What can Apache Superset do?
- Connect to 60+ SQL databases and warehouses — Postgres, MySQL, Snowflake, BigQuery, Redshift, ClickHouse, Druid — through SQLAlchemy
- Build charts with no code in a drag-and-drop explorer, or write raw queries in the SQL Lab IDE
- Pick from 40+ built-in visualization types, with a plugin architecture for custom ones
- Assemble interactive dashboards with filters, cross-filters, and drill-downs
- Define reusable metrics and dimensions in a lightweight semantic layer over virtual datasets
- Cache results in Redis or Memcached and run queries asynchronously with Celery workers
- Schedule alerts and reports, and automate everything through a REST API
- Control access with role-based security and pluggable auth (OAuth, LDAP, OpenID)
Where does Apache Superset fall short?
- It’s SQL-first.
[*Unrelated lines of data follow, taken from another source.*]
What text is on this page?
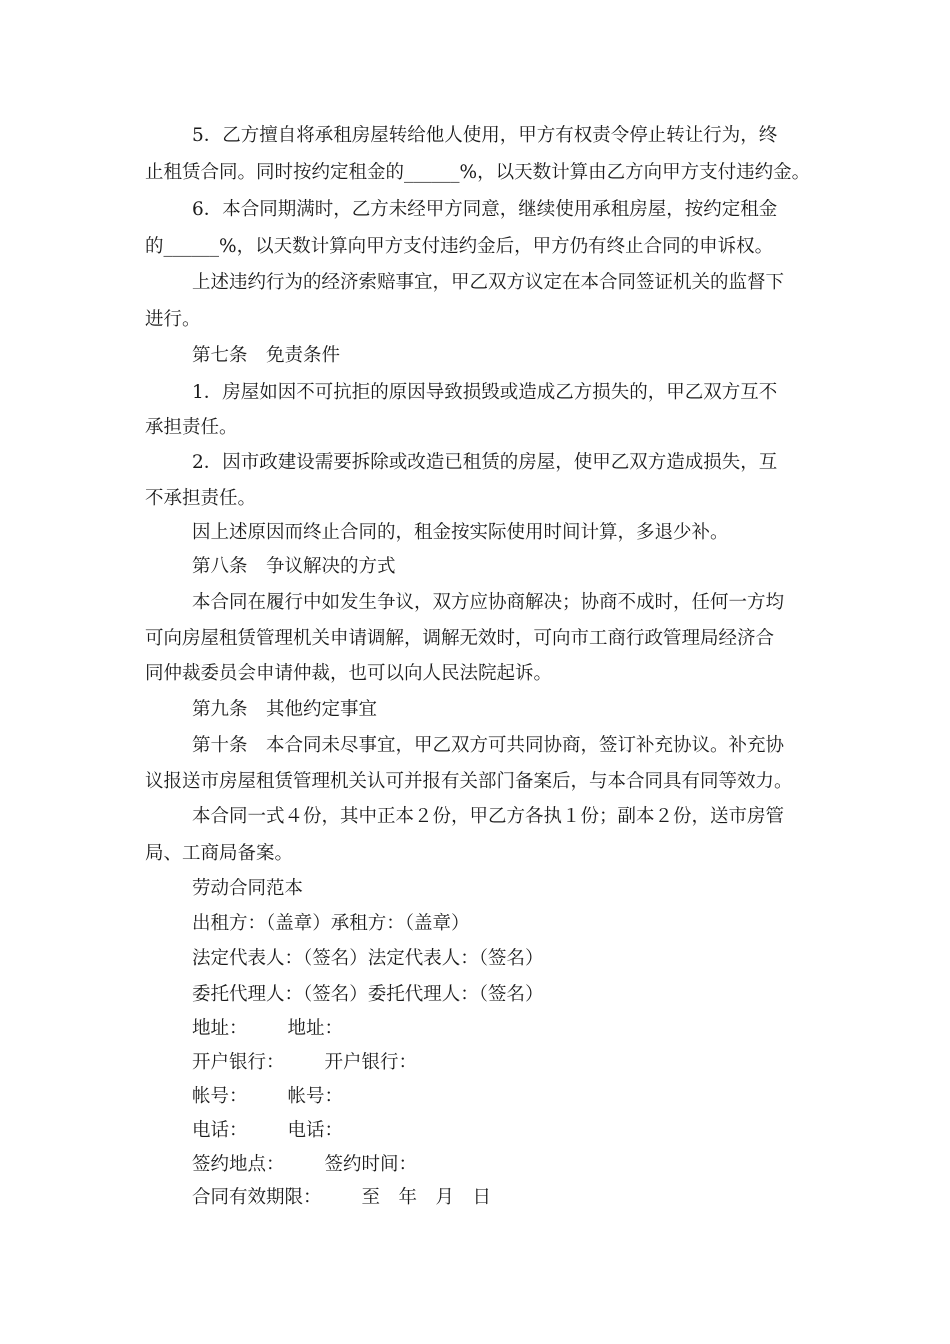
5．乙方擅自将承租房屋转给他人使用，甲方有权责令停止转让行为，终
止租赁合同。同时按约定租金的______%，以天数计算由乙方向甲方支付违约金。
6．本合同期满时，乙方未经甲方同意，继续使用承租房屋，按约定租金
的______%，以天数计算向甲方支付违约金后，甲方仍有终止合同的申诉权。
上述违约行为的经济索赔事宜，甲乙双方议定在本合同签证机关的监督下
进行。
第七条　免责条件
1．房屋如因不可抗拒的原因导致损毁或造成乙方损失的，甲乙双方互不
承担责任。
2．因市政建设需要拆除或改造已租赁的房屋，使甲乙双方造成损失，互
不承担责任。
因上述原因而终止合同的，租金按实际使用时间计算，多退少补。
第八条　争议解决的方式
本合同在履行中如发生争议，双方应协商解决；协商不成时，任何一方均
可向房屋租赁管理机关申请调解，调解无效时，可向市工商行政管理局经济合
同仲裁委员会申请仲裁，也可以向人民法院起诉。
第九条　其他约定事宜
第十条　本合同未尽事宜，甲乙双方可共同协商，签订补充协议。补充协
议报送市房屋租赁管理机关认可并报有关部门备案后，与本合同具有同等效力。
本合同一式４份，其中正本２份，甲乙方各执１份；副本２份，送市房管
局、工商局备案。
劳动合同范本
出租方：（盖章）承租方：（盖章）
法定代表人：（签名）法定代表人：（签名）
委托代理人：（签名）委托代理人：（签名）
地址： 地址：
开户银行： 开户银行：
帐号： 帐号：
电话： 电话：
签约地点： 签约时间：
合同有效期限： 至　年　月　日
There’s no built-in data prep or ETL, and business users who don’t write SQL get less hand-holding than they would in Tableau, Power BI, or Metabase.
- Production setup is involved: you run a metadata database, a Redis cache, and Celery workers yourself, so it’s best suited to teams with engineering resources.
- It only talks to SQL-speaking datastores. Superset is a thin visualization layer, not a data store, so NoSQL and unstructured sources are out of scope.
- Support is community-driven — there’s no vendor SLA unless you pay for a managed offering like Preset.
Is Apache Superset free?
Yes — Apache Superset is completely free and open source under the Apache 2.0 license, with no paid tiers, seat limits, or feature gates. You only pay for the infrastructure you run it on. If you’d rather not operate it yourself, Preset (founded by Superset’s original creators) sells a managed cloud version, but the software itself costs nothing.
What does Apache Superset replace?
Apache Superset is a self-hosted, open source alternative to Tableau and Power BI, and a more SQL-centric peer to Metabase. It covers the same core BI job — charts, dashboards, and self-serve exploration — but runs on your own infrastructure under a permissive license, with no per-seat fees.
FAQ
Is Apache Superset open source? Yes — it’s a top-level Apache Software Foundation project under the Apache 2.0 license, which is genuinely OSI-approved open source. You can self-host, modify, and use it commercially with no license fee.
Can I self-host Apache Superset for free? Yes. It’s free to self-host via the official Docker image, Docker Compose, or a Helm chart on Kubernetes — you only pay for the server. A production setup also needs a metadata database, Redis, and Celery workers.
Is Apache Superset a good Tableau alternative? For SQL-comfortable teams, yes — you get comparable dashboards and exploration with no per-seat cost. Tableau still wins on polish, built-in data prep, and ease for non-technical users.
What do I need to run Apache Superset? A server with Docker, a metadata database (Postgres or MySQL), and Redis plus Celery workers for caching, async queries, and alerts. You also point it at one or more SQL databases to visualize.